When she had drained herself for the moment, she said, “Comfort in, dump out.” I had never heard that phrase before. It describes a relational way to interact in extreme grief or other difficult interpersonal situations. But of course! When you are in the same crisis with someone, you need to bolster one another up. Only by turning to someone further removed from the pain can you just dump everything you can no longer carry. She was so grateful that I ‘got’ this – and many other things she shared during our sitting-in-January-snow-and-sun connecting.

After I left I pondered what had just transpired. Not close friends, we nonetheless share some deeper connection beyond words or labels. And what went between us was, in my view, a ‘comfort dump.’ It was so patently clear the comfort she needed, and received, from my simple presence, my listening heart. And what a comfort it was to me, having arrived on her doorstep at the precise moment she so needed it.

holding dreams

How do we ‘hold dreams for others until they can hold them for themselves?’

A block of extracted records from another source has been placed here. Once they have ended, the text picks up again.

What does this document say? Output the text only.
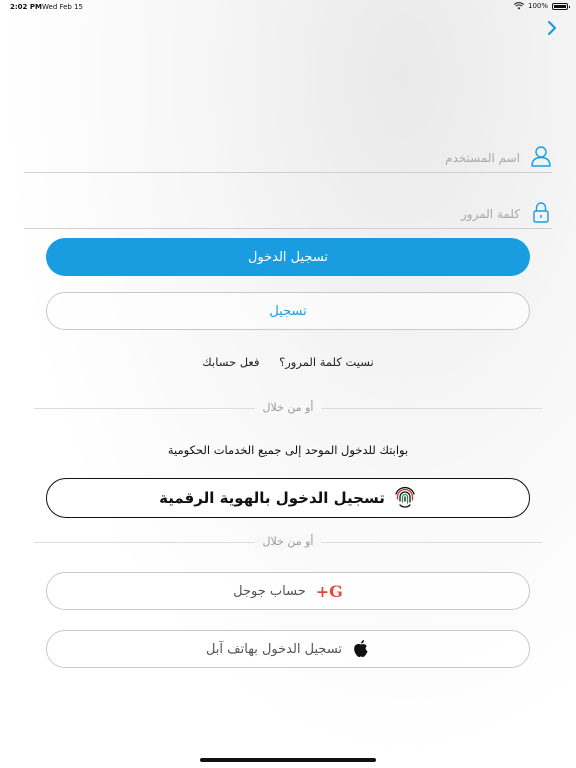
2:02 PM Wed Feb 15	100%
اسم المستخدم
تسجيل الدخول
تسجيل
نسيت كلمة المرور؟ فعل حسابك
أو من خلال
بوابتك للدخول الموحد إلى جميع الخدمات الحكومية
تسجيل الدخول بالهوية الرقمية
أو من خلال
G+
حساب جوجل
تسجيل الدخول بهاتف آبل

I came across this question today from the Center for Courage and Renewal‘s newsletter, Words of EnCOURAGEment. And then read on to these fine words from Parker Palmer, found in his eternally inspiring book, The Courage to Teach:   

from Words of EnCOURAGEment


Isn’t that lovely? I got to thinking about this question of mentors. For as long as I can recall, I have mentored. From my first professional jobs in teaching hospitals, I was drawn to create a networking community to help women in healthcare management find their dreams. I helped them shape their resumes, present their passion and exchange job-searching tips and leads. And today, I mentor a number of previously incarcerated women now released into the community, helping them remember and strive to follow their dreams.

In between I have called myself midwife to other women’s voices. But truly, voice is a way of expressing those dreams; and midwifery, another form of mentorship. I invite you today to consider whom you might mentor into passion, voice, career, relationship; how you might hold the dream for another until s/he can do so on his/her own.